Claim: the lateral (side ) surface of any area of any cylinder can is larger than the circlar surface area of its bottom. Which of the following is an example showing that the claim is false?

Question

Claim: the lateral (side ) surface of any area of any cylinder can is larger than the circlar surface area of its bottom.

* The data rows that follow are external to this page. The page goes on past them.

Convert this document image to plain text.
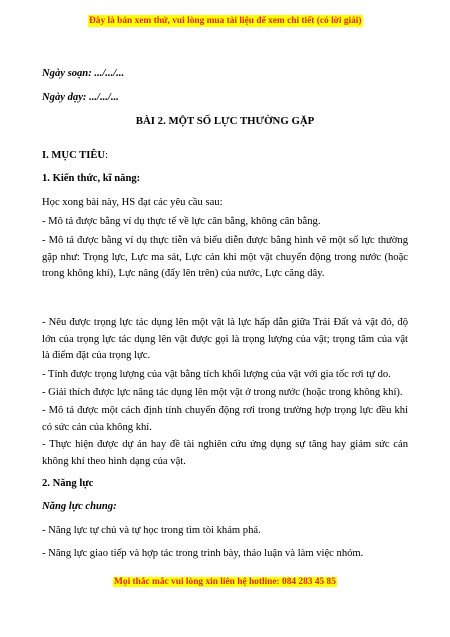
Đây là bản xem thử, vui lòng mua tài liệu để xem chi tiết (có lời giải)
Ngày soạn: .../.../...
Ngày dạy: .../.../...
BÀI 2. MỘT SỐ LỰC THƯỜNG GẶP
I. MỤC TIÊU:
1. Kiến thức, kĩ năng:
Học xong bài này, HS đạt các yêu cầu sau:
- Mô tả được bằng ví dụ thực tế về lực cân bằng, không cân bằng.
- Mô tả được bằng ví dụ thực tiễn và biểu diễn được bằng hình vẽ một số lực thường gặp như: Trọng lực, Lực ma sát, Lực cản khi một vật chuyển động trong nước (hoặc trong không khí), Lực nâng (đẩy lên trên) của nước, Lực căng dây.
- Nêu được trọng lực tác dụng lên một vật là lực hấp dẫn giữa Trái Đất và vật đó, độ lớn của trọng lực tác dụng lên vật được gọi là trọng lượng của vật; trọng tâm của vật là điểm đặt của trọng lực.
- Tính được trọng lượng của vật bằng tích khối lượng của vật với gia tốc rơi tự do.
- Giải thích được lực nâng tác dụng lên một vật ở trong nước (hoặc trong không khí).
- Mô tả được một cách định tính chuyển động rơi trong trường hợp trọng lực đều khi có sức cản của không khí.
- Thực hiện được dự án hay đề tài nghiên cứu ứng dụng sự tăng hay giảm sức cản không khí theo hình dạng của vật.
2. Năng lực
Năng lực chung:
- Năng lực tự chủ và tự học trong tìm tòi khám phá.
- Năng lực giao tiếp và hợp tác trong trình bày, thảo luận và làm việc nhóm.
Mọi thắc mắc vui lòng xin liên hệ hotline: 084 283 45 85
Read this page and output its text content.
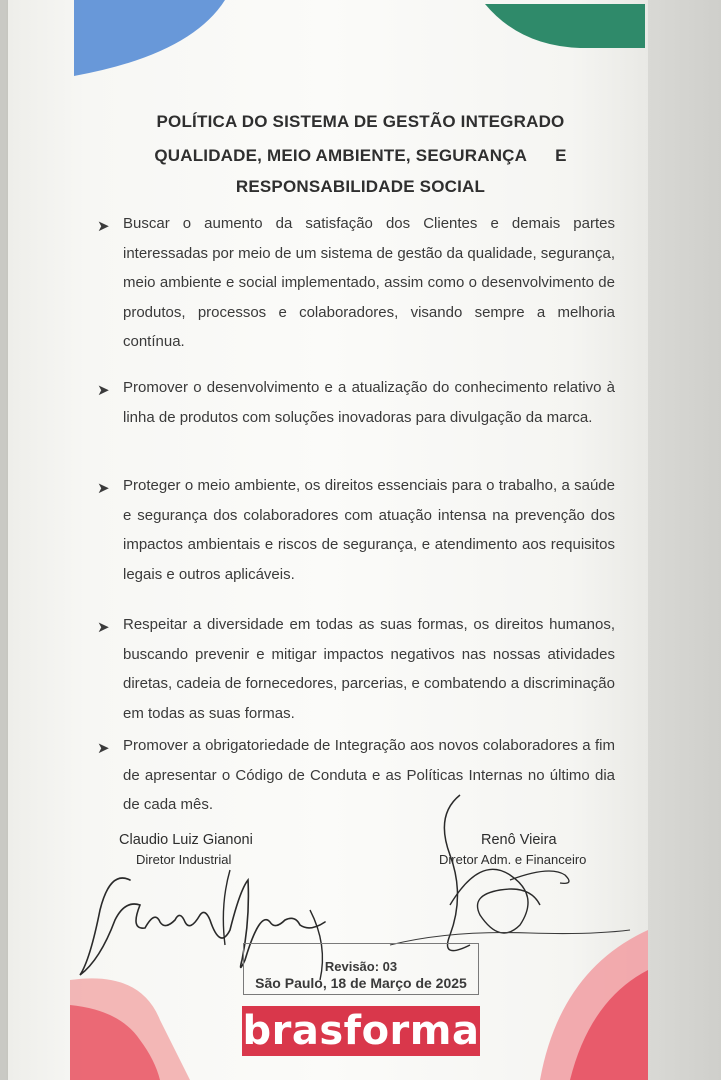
POLÍTICA DO SISTEMA DE GESTÃO INTEGRADO
QUALIDADE, MEIO AMBIENTE, SEGURANÇA E
RESPONSABILIDADE SOCIAL
➤ Buscar o aumento da satisfação dos Clientes e demais partes interessadas por meio de um sistema de gestão da qualidade, segurança, meio ambiente e social implementado, assim como o desenvolvimento de produtos, processos e colaboradores, visando sempre a melhoria contínua.
➤ Promover o desenvolvimento e a atualização do conhecimento relativo à linha de produtos com soluções inovadoras para divulgação da marca.
➤ Proteger o meio ambiente, os direitos essenciais para o trabalho, a saúde e segurança dos colaboradores com atuação intensa na prevenção dos impactos ambientais e riscos de segurança, e atendimento aos requisitos legais e outros aplicáveis.
➤ Respeitar a diversidade em todas as suas formas, os direitos humanos, buscando prevenir e mitigar impactos negativos nas nossas atividades diretas, cadeia de fornecedores, parcerias, e combatendo a discriminação em todas as suas formas.
➤ Promover a obrigatoriedade de Integração aos novos colaboradores a fim de apresentar o Código de Conduta e as Políticas Internas no último dia de cada mês.
Claudio Luiz Gianoni
Diretor Industrial
Renô Vieira
Diretor Adm. e Financeiro
Revisão: 03
São Paulo, 18 de Março de 2025
brasforma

Which of the following is an example showing that the claim is false?

a. a can with the diameter of 5 inches and height of 10 inches
b. a can with diameter 1 inch and height 10 inches
c. a can with the diameter 10 inches and height of 2 inches
d. a can with diameter 10 inches and height of 10 inches.

Answer 1

The diameter must be much greater than the height.

Answer 2

C would be a false claim then ?

Answer 3

To determine if the claim is false, we need to compare the lateral surface area of any given cylinder with its circular surface area at the bottom.

The lateral surface area of a cylinder can be calculated using the formula: LSA = 2πrh, where r is the radius of the circular base and h is the height of the cylinder.

The circular surface area at the bottom of a cylinder can be calculated using the formula: CSA = πr^2, where r is the radius of the circular base.

Now, let's calculate the lateral surface area and circular surface area for each of the given examples:

a. a can with a diameter of 5 inches and height of 10 inches:
- Radius of the circular base (r) = 5/2 = 2.5 inches
- Lateral Surface Area (LSA) = 2πrh = 2π(2.5)(10) = 50π square inches
- Circular Surface Area (CSA) = πr^2 = π(2.5)^2 = 6.25π square inches

In this case, the LSA is larger than the CSA, thus disproving the claim. This example does not show that the claim is false.

b. a can with diameter 1 inch and height 10 inches:
- Radius of the circular base (r) = 1/2 = 0.5 inch
- Lateral Surface Area (LSA) = 2πrh = 2π(0.5)(10) = 10π square inches
- Circular Surface Area (CSA) = πr^2 = π(0.5)^2 = 0.25π square inches

In this case, the LSA is larger than the CSA, thus disproving the claim. This example does not show that the claim is false.

c. a can with diameter 10 inches and height of 2 inches:
- Radius of the circular base (r) = 10/2 = 5 inches
- Lateral Surface Area (LSA) = 2πrh = 2π(5)(2) = 20π square inches
- Circular Surface Area (CSA) = πr^2 = π(5)^2 = 25π square inches

In this case, the LSA is smaller than the CSA, thus disproving the claim. This example shows that the claim is false.

d. a can with diameter 10 inches and height of 10 inches:
- Radius of the circular base (r) = 10/2 = 5 inches
- Lateral Surface Area (LSA) = 2πrh = 2π(5)(10) = 100π square inches
- Circular Surface Area (CSA) = πr^2 = π(5)^2 = 25π square inches

In this case, the LSA is larger than the CSA, thus not disproving the claim. Therefore, this example does not show that the claim is false.

In conclusion, only example c, a can with a diameter of 10 inches and a height of 2 inches, disproves the claim that the lateral surface of any cylinder is larger than the circular surface area of its bottom.